Crunchable

“Crunchable” is a proper adjective with its own proper entry and a quotation from H. G. Wells to attest it.  Its root word “crunch” may be a “more subdued and less obtrusive” word for that crushed-by-teeth noise.  Gollum, more subdued.  I am caught speechless.

  • 05.048 Is it scrumptiously crunchable?

“crunch, v.” OED Online. Oxford University Press, March 2015. Web. 27 May 2015.

“crunchable, adj.” OED Online. Oxford University Press, March 2015. Web. 27 May 2015.

Poof

In the middle of the Great Goblin’s great chamber, poof! Gandalf works some of his pyrotechnic magic to effect a rescue.  I’m certain that this moment of special sound effects was designed to break tension by causing at least one young listener to shriek with audience-fear and delight at being startled.  It relieves the scene of danger with a moment of fun.

  • 04.035 and the great fire went off poof!

Baa

Let’s test another question: are all onomatopoeic words funny, and therefore low?  At the top of the alphabet, we have the sound sheep make.  They are Beorn’s sheep, altogether remarkable, and a big piece of fairy tale in the middle of a small epic.  Definitely part of a funny scene, and we score it “low”.

[07.093] Then baa – baa – baa!  was heard, and in came some snow-white sheep led by a large coal-black ram.
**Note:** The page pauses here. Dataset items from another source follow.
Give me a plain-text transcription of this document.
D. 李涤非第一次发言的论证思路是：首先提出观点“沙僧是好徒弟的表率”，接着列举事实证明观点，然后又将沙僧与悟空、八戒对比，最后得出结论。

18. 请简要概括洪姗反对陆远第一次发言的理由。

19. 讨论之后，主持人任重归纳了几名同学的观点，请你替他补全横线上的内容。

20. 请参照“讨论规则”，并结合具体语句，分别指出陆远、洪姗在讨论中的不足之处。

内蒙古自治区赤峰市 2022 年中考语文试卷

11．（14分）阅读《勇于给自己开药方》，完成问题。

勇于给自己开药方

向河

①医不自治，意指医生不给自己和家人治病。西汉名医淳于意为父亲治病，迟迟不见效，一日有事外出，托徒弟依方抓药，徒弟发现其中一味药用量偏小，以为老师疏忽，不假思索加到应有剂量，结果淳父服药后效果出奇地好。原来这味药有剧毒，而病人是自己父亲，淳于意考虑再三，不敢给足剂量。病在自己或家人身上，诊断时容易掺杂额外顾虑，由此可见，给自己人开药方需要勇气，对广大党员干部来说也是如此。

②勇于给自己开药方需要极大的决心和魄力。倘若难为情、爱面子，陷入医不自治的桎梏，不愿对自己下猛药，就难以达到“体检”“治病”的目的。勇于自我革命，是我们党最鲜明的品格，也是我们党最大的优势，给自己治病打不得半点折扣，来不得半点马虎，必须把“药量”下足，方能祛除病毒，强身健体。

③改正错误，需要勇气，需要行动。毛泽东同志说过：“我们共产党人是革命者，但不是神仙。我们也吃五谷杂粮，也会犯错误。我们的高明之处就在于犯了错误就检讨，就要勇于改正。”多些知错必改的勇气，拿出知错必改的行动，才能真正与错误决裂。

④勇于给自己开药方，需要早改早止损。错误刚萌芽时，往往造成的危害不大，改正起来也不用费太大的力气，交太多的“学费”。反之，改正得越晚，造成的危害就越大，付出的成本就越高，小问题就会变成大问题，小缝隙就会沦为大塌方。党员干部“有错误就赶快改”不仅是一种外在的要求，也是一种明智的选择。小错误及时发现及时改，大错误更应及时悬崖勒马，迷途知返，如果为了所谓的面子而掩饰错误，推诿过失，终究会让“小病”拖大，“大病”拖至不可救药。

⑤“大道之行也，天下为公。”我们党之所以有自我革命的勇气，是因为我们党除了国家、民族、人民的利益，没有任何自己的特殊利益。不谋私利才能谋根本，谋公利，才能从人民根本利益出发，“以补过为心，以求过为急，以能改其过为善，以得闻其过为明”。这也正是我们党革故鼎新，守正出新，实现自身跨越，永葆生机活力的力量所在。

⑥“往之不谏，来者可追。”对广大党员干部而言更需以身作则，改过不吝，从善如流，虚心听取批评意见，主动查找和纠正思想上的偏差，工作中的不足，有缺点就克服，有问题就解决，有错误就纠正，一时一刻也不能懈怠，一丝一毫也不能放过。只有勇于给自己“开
One bore a white cloth embroidered at the edges with figures of animals; others bore on their broad backs trays with bowls and platters and knives and wooden spoons, which the dogs took and quickly laid on the trestle-tables.

  • 07.093 Then baa – baa – baa!

Confusticate

Bilbo wishes confustication on the dwarves, dwarves wish the same on him.  OED calls this one colloquial and its etymology “Fantastic alteration of confound and confuse”, attested in the 1891 Farmer and Henley dictionary of American slang and… 1937, The Hobbit.  We may have just been handed our own silver platter as collateral, but that’s just fine with me.

  • 01.059 Confusticate and bebother these dwarves!’
  • 06.012 confusticate him!’
  • 08.064 Hi! hobbit, confusticate you,

“confusticate, v.” OED Online. Oxford University Press, March 2015. Web. 20 May 2015.

Draggle

Recall our study of words beginning with “be-”?  The prefix “be-” is, among other things, an intensifier, as it is in “bedraggled”.  It became widely used in the late 16th century, and leaving it off of a modern word makes that word sound archaic without obscuring the meaning.  “Draggle” is the diminutive verb for getting something wet by dragging it about through the swamp or similar.  Only Thorin is draggled, and only right before he makes his Great Announcement that he is “Thorin, son of Thrain, son of Thror, King Under the Mountain”
  • 10.010 in his draggled beard;
  • 10.020 and draggled hood.

“draggle, v.” OED Online. Oxford University Press, March 2015. Web. 20 May 2015.

Gorlach, op.cit., p. 177

Flummox

This word is labeled “colloquial or vulgar” by the OED, so it earns the “low” tag, and the entry for its etymology is too fun not to share:

probably of English dialectal origin;  flummock slovenly person, also hurry, bewilderment, flummock to make untidy, disorder, to confuse, bewilder … The formation seems to be onomatopoeic, expressive of the notion of throwing down roughly and untidily; compare flump, hummock, dialect slommock sloven.

In our story, only beloved Bilbo is ever flummoxed.

  • 01.058 who was feeling positively flummoxed,
  • 01.090 he was so flummoxed.
  • 05.014 altogether flummoxed

“flummox, v.” OED Online. Oxford University Press, March 2015. Web. 20 May 2015.

Gammer

With its connotation of gossiper, this archaic word for grandmother has earned the “low” tag.  It is the feminine counterpart to “gaffer”, but The Hobbit does not use that word.  Instead, in this instance “gammer” is paired with “greybeards”

  • 10.018 and laughed at the greybeards and gammers who said

“gammer, n.” OED Online. Oxford University Press, March 2015. Web. 20 May 2015.

Glede

A live coal or ember.  Tolkien spelled it here as “glede”, a Middle English form of the word and also a dialectical word for a kite – a bird of prey.  Was he helping our imaginations to picture the coals and embers flying everywhere with deadly result?

  • 14.024 to sparks and gledes.

“glede | gled, n.” OED Online. Oxford University Press, March 2015. Web. 20 May 2015.

“gleed, n.” OED Online. Oxford University Press, March 2015. Web. 20 May 2015.

Skrike

“Skrike”, to utter a shrill, harsh cry, has the very cool past participle “skryȝte”.  OED says “dialectical” and therefore this fabulous word earns the “low” tag.

  • 04.036 shrieking and skriking,

“skrike, v.” OED Online. Oxford University Press, March 2015. Web. 20 May 2015.